Anyway, the few remaining gobbets of flesh left on the face liquefy and turn into what I can only conclude is the Hamptons of the Hyde beetle world. Gil is peering at a Dermestes maculatus now. He concludes that the guy's been a bug buffet for at least two weeks. Gil then pokes his forceps into the seething beetle scene and pulls out something he thinks may be "number four buckshot, maybe?" Emergency Backup David replies with, "His pockets are empty. There's no wallet or ID," and Gil points out exactly how that doesn't address a question about buckshot with, "What would be the point of blowing someone's face off if you're going to leave the driver's license?" Emergency Backup David concedes defeat with, "He's all yours." As he walks off, he says hello to Patty Hearst, fresh off knocking over a bank.
No, sorry, that's just Catherine, sporting the latest in retro-SLA chic, accessorized by a chip on her shoulder that must have been cut from an old-growth forest. She snipes, "Grissom, what's the deal? You getting to my crime scenes before me now?" Gil replies, "Weren't you on a 419 in north town?" "Guess you missed me," Catherine replies. Gil says matter-of-factly, "I'm just documenting. Then I'm leaving." This deflates Catherine's attitude considerably. Although why she has it is a complete mystery: she knows -- and has said in the past -- that Gil has neither political acumen nor particularly burning ambitions. She also knows that as a boss, he's scrupulously fair. So why is she acting like he's out to undermine her?

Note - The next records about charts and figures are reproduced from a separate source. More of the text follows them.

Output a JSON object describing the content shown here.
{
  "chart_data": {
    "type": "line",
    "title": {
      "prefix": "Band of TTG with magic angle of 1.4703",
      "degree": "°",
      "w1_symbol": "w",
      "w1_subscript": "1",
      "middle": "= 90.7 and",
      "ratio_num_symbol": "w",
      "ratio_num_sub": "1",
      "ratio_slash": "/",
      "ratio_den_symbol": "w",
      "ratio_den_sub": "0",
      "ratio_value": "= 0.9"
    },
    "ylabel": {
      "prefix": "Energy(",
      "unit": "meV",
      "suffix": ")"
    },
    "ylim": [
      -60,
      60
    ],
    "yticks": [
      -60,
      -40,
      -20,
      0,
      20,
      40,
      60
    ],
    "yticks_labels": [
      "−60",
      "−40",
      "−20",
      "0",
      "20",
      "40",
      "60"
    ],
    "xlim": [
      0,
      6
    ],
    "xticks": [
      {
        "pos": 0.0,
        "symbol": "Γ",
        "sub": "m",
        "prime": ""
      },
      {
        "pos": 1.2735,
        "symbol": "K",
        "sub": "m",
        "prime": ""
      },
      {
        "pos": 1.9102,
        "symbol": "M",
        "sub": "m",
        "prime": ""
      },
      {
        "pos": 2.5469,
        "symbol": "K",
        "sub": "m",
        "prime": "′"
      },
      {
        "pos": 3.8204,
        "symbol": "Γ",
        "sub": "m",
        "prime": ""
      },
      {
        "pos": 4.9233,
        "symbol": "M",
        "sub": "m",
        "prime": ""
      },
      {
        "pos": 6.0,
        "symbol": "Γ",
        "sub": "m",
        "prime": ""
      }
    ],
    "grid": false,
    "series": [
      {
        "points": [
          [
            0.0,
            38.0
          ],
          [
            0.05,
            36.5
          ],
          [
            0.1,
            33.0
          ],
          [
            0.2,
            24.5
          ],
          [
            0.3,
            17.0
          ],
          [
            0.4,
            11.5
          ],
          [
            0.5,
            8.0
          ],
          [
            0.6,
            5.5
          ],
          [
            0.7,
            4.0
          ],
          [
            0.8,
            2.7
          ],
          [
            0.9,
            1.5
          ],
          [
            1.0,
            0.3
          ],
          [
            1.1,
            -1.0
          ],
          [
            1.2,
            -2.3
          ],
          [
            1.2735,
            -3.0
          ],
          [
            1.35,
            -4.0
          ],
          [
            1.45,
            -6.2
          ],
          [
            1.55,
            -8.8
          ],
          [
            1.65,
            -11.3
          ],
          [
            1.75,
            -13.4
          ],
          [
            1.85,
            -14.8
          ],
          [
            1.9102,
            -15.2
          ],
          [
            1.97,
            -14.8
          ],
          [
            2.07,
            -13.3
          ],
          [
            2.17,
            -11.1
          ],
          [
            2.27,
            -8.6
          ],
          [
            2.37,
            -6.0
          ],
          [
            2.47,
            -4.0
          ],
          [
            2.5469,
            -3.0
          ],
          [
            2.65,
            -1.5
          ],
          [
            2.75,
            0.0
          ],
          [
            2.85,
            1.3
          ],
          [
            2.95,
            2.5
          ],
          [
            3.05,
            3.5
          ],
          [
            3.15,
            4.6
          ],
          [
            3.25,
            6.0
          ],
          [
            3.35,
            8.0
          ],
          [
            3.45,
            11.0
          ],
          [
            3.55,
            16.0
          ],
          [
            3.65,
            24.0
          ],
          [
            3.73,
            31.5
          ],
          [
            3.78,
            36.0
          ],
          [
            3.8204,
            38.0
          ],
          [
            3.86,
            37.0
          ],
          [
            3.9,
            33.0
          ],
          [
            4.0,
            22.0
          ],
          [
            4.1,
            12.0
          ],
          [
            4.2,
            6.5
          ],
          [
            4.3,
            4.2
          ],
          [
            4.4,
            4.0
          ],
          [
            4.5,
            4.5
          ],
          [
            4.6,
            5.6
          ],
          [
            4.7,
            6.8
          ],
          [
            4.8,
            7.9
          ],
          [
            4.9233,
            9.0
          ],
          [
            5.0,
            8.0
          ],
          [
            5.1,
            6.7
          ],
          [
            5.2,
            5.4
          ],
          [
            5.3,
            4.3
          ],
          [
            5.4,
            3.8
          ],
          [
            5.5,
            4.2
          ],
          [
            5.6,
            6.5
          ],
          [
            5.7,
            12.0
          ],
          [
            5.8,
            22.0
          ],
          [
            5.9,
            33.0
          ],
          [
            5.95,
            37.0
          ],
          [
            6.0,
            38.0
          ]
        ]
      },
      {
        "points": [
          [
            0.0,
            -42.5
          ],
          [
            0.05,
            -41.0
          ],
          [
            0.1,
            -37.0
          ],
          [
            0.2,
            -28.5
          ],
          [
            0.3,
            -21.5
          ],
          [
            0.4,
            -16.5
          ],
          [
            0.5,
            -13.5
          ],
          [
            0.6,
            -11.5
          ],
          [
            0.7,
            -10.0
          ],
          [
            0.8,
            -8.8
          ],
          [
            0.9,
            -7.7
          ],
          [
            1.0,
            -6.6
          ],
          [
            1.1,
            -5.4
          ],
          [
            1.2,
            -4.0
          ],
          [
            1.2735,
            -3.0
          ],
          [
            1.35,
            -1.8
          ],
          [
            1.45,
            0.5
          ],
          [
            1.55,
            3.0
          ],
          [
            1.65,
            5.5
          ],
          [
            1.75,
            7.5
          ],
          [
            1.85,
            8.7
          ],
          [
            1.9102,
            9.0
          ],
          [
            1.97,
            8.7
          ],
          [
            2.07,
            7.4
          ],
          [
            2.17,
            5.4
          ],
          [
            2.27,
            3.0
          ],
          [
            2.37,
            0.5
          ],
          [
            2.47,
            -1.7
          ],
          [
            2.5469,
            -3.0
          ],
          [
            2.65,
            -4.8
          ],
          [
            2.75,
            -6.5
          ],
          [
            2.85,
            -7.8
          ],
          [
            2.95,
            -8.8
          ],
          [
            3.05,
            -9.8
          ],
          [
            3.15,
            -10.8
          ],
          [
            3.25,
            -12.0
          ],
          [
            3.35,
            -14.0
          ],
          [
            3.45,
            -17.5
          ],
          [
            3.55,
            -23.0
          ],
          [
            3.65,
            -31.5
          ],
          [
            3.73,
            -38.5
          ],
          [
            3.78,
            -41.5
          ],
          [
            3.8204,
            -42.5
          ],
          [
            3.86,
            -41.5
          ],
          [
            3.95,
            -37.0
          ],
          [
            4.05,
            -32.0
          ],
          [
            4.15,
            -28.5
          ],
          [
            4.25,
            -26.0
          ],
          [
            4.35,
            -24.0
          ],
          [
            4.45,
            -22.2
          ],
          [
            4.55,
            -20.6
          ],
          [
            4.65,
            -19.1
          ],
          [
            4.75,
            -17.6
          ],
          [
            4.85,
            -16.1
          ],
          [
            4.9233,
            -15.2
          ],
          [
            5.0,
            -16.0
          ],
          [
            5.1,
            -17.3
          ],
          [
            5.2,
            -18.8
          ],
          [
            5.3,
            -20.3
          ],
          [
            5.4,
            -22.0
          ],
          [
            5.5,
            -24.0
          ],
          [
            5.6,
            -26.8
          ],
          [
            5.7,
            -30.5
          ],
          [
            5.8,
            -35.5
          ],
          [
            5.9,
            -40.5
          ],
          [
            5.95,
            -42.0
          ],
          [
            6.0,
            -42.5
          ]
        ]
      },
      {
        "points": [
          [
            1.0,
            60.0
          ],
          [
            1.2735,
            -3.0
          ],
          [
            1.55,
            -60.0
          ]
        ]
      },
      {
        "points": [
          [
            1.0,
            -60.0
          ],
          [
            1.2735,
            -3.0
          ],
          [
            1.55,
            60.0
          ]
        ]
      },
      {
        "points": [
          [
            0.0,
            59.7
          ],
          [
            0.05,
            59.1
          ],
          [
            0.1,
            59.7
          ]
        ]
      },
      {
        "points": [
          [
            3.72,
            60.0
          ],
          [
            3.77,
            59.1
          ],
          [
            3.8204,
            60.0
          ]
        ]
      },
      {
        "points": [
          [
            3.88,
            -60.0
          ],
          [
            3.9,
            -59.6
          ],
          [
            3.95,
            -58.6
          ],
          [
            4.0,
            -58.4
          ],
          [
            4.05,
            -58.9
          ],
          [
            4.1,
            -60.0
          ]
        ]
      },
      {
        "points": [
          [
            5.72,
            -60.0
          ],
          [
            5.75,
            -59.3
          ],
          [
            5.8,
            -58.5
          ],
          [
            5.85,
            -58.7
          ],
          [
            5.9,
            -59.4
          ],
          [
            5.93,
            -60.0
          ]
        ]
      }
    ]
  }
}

So then Catherine points out how an abandoned corpse can be an indicator of biospheric diversity, rattling off the assorted animals that gnawed on Faceless Johnny here: "Rodents, coyote, buzzards, the occasional mountain lion." She also notices the ring he's still wearing. Brass materializes out of nowhere to crouch down next to her and say, "The end of Rainbow Canyon. This must be the pot of gold." If by "gold," you mean "grue," then yes. Catherine reads the ring, which is set with several tiny diamonds in a football shape -- it was given to members of the Las Vegas Greenbacks, a team in the long-defunct American Franchise Football Association. Because someone, somewhere would probably still be willing to sue if the show used the name of the USFL. But before Brass and Catherine can debate whether professional football will ever work in a town that makes a lot of money off sports wagering, Catherine yanks the conversation back around to the case and notes that the fist-sized hole blown in Faceless Johnny's stomach would seem to imply that he was shot at close range. We see the injury being inflicted in flashback. And then Gil says in the present time, "Right between the numbers."
The Who wants to know who you are. I wanted to know what "Right between the numbers" meant. From the depths of the couch, the husband tells me, "It's a football term. As pithy sayings before the credits go, it beats 'Looks like the shotgun formation!'" He's right. It does.